On a side note, I suspect that the reason for our meal plan inflexibility may be largely that we're so small, and that a lot of the costs involved in college dining are fixed. That is to say, the cost of operating Val is definitely not just reducible to the aggregate sum of money that every user pays into it. People opting out of the meal plan or the College liberalizing the meal plan structure would definitely cost Val more money than it could save on preparing less food. We tend to forget that change usually comes at financial cost, and with tuition costs rising so frequently this would no doubt be a significant issue.

Alberto (not verified) says:
Thu, 03/27/2014 - 08:19

Thank you for this. I've often wondered why there isn't a more flexible meal plan here. Not everyone wants to go to Val all the time, and those students shouldn't be penalized for missing a meal. I find people sneaking food out of Val on a regular basis, justifying it by saying that "they're getting their money's worth," which makes perfect sense, honestly. However, a student shouldn't be forced to sneak around to win back the 10 or 20 buck they lost by missing a few meals the other week.

And, yes, there is always getting off the plan, but that has its own problems. One, there aren't enough kitchens on this campus for many of the students who want to cook to be able to do so easily. Two, I think it would lead to an uptick in isolation, because there aren't a lot of places on campus to spend those extra dollars. Three, there's something to be said for being able to swipe a card and not think about the cost, which is to say that people are fond of convenience.

However, I think a lot of that could be addressed by having a similar system to UMASS, and having the specific dollar amount of our meal plans placed on our cards and having each swipe simply subtract the cost of the meal. It allows people to more freely direct their meal plan dollar to wherever they choose, while keep the money within the community (by which I mean Amherst town, not the college specifically), which I think Amherst would prefer.

I think that once that kind of flexibility was in place, it would be easier to bring in other smaller food vendors onto campus, who wouldn't have to worry about being brought under the yoke of Val.
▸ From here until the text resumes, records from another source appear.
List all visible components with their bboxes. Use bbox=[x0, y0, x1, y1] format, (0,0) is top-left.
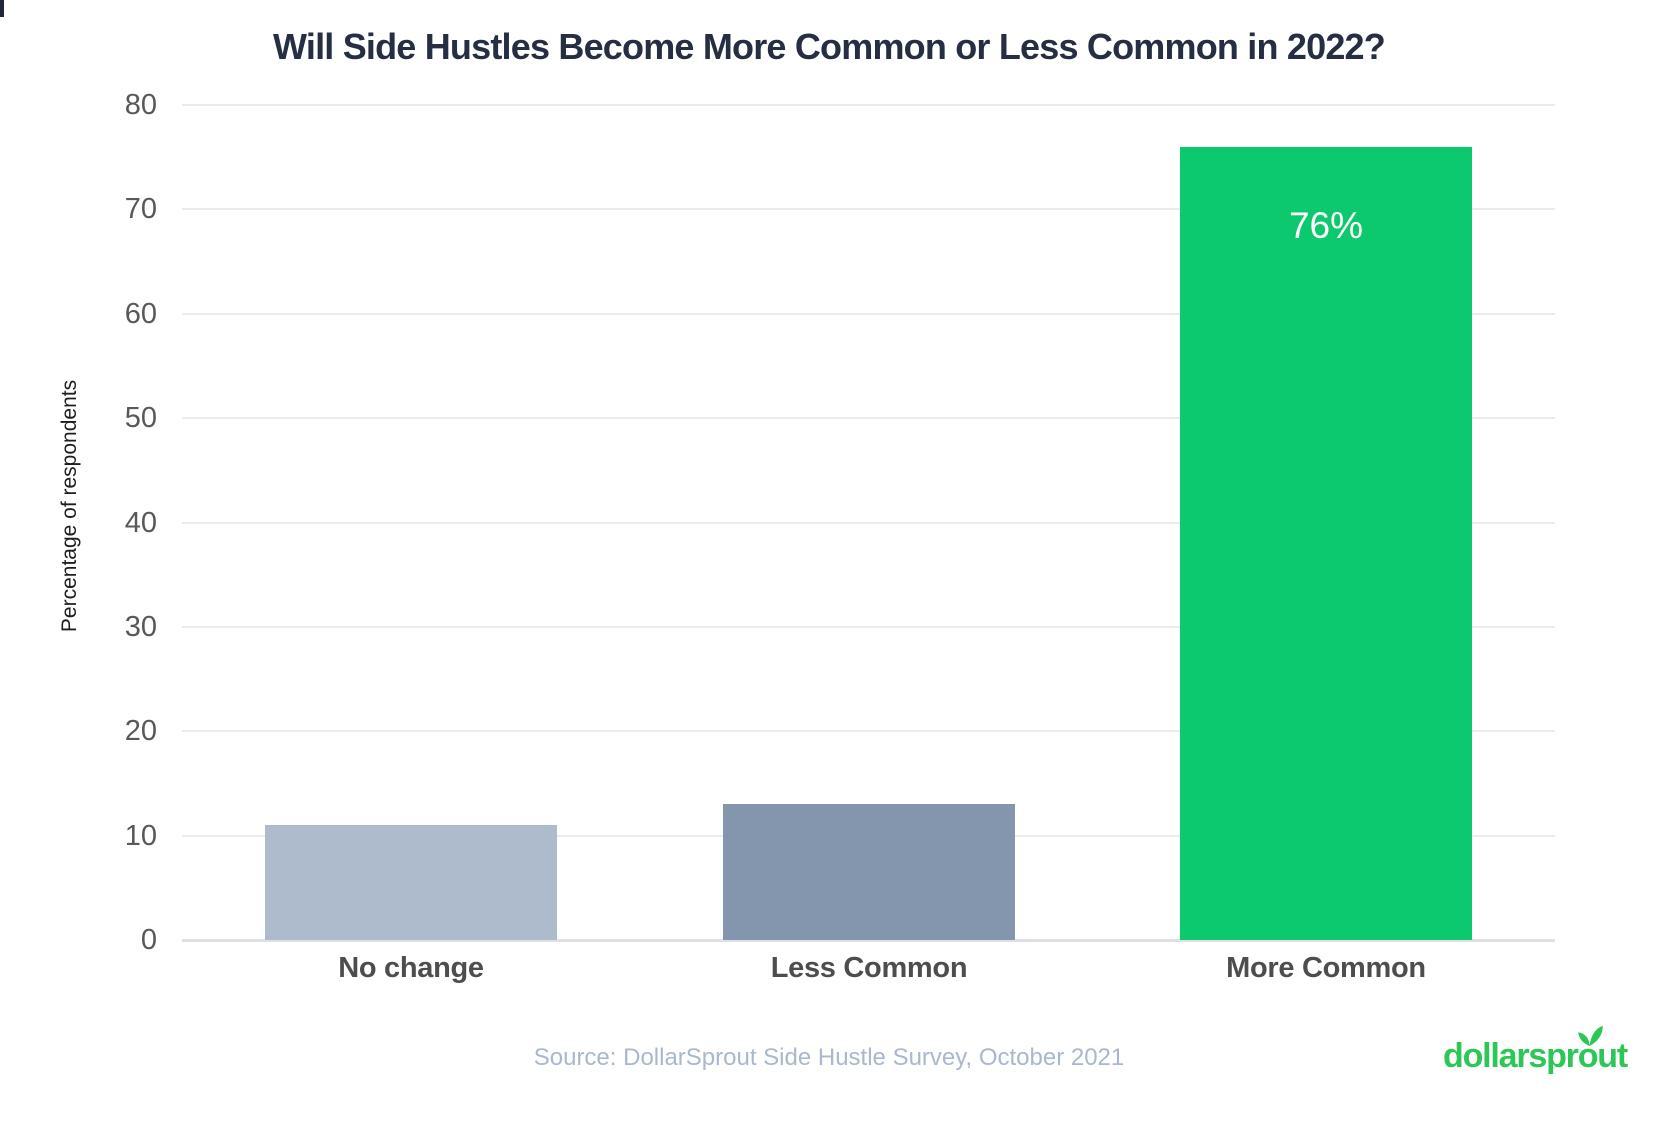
sprout-leaf-icon bbox=[1577, 1026, 1603, 1047]
y-tick-label: 80 bbox=[124, 89, 157, 121]
chart-title: Will Side Hustles Become More Common or … bbox=[273, 26, 1386, 67]
gridline bbox=[182, 417, 1555, 419]
bar-value-label: 76% bbox=[1288, 205, 1364, 246]
logo-text-left: dollarspr bbox=[1443, 1037, 1579, 1075]
gridline bbox=[182, 313, 1555, 315]
source-caption: Source: DollarSprout Side Hustle Survey,… bbox=[533, 1044, 1125, 1071]
y-tick-label: 70 bbox=[124, 193, 157, 225]
x-category-label: No change bbox=[338, 952, 484, 984]
x-category-label: More Common bbox=[1226, 952, 1426, 984]
y-tick-label: 40 bbox=[124, 507, 157, 539]
plot-area: Percentage of respondents 0 10 20 30 40 50 60 7… bbox=[58, 91, 1555, 984]
logo-text-o: o bbox=[1577, 1037, 1599, 1075]
gridline bbox=[182, 626, 1555, 628]
y-tick-label: 60 bbox=[124, 298, 157, 330]
bar-no-change bbox=[265, 825, 557, 940]
logo-text-right: ut bbox=[1597, 1037, 1628, 1075]
y-tick-label: 30 bbox=[124, 611, 157, 643]
x-axis-line bbox=[182, 939, 1555, 942]
gridline bbox=[182, 522, 1555, 524]
y-tick-label: 20 bbox=[124, 715, 157, 747]
bar-more-common: 76% bbox=[1180, 147, 1472, 940]
y-tick-label: 50 bbox=[124, 402, 157, 434]
gridline bbox=[182, 104, 1555, 106]
dollarsprout-logo: dollarspro ut bbox=[1443, 1026, 1628, 1075]
gridline bbox=[182, 730, 1555, 732]
bar-less-common bbox=[723, 804, 1015, 940]
x-category-label: Less Common bbox=[770, 952, 968, 984]
y-tick-label: 0 bbox=[140, 924, 157, 956]
screenshot-edge-artifact bbox=[0, 0, 4, 17]
gridline bbox=[182, 208, 1555, 210]
y-tick-label: 10 bbox=[124, 820, 157, 852]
The social atmosphere would be more evenly spread across the different vendors, while still allowing people to are too busy to go out to simply buy groceries and eat in their rooms.

There would be problems, as there are at UMASS. Students over there regularly complain that the unused money on their account just evaporates at the end of the semester, because they're not allowed to take any of it back. But, that problem is easily solvable, and it's a problem caused by more students being conscious of where their money is going and how it's being used, which can never be a negative thing, in my opinion.

Jacob (not verified) says:
Thu, 03/27/2014 - 11:11
Anonymous (not verified) says:
Thu, 03/27/2014 - 15:45

My main reservation is that I suspect that keeping meal plan funds internal to the college by forcing the funds to be spent on Val is used to subsidize low-income students.

Anonymous (not verified) says:
Fri, 03/28/2014 - 14:43

"did nothing but speak like a prick in specialized language that expresses nothing but class power" -- lol, as if passing Econ 11 = "class power."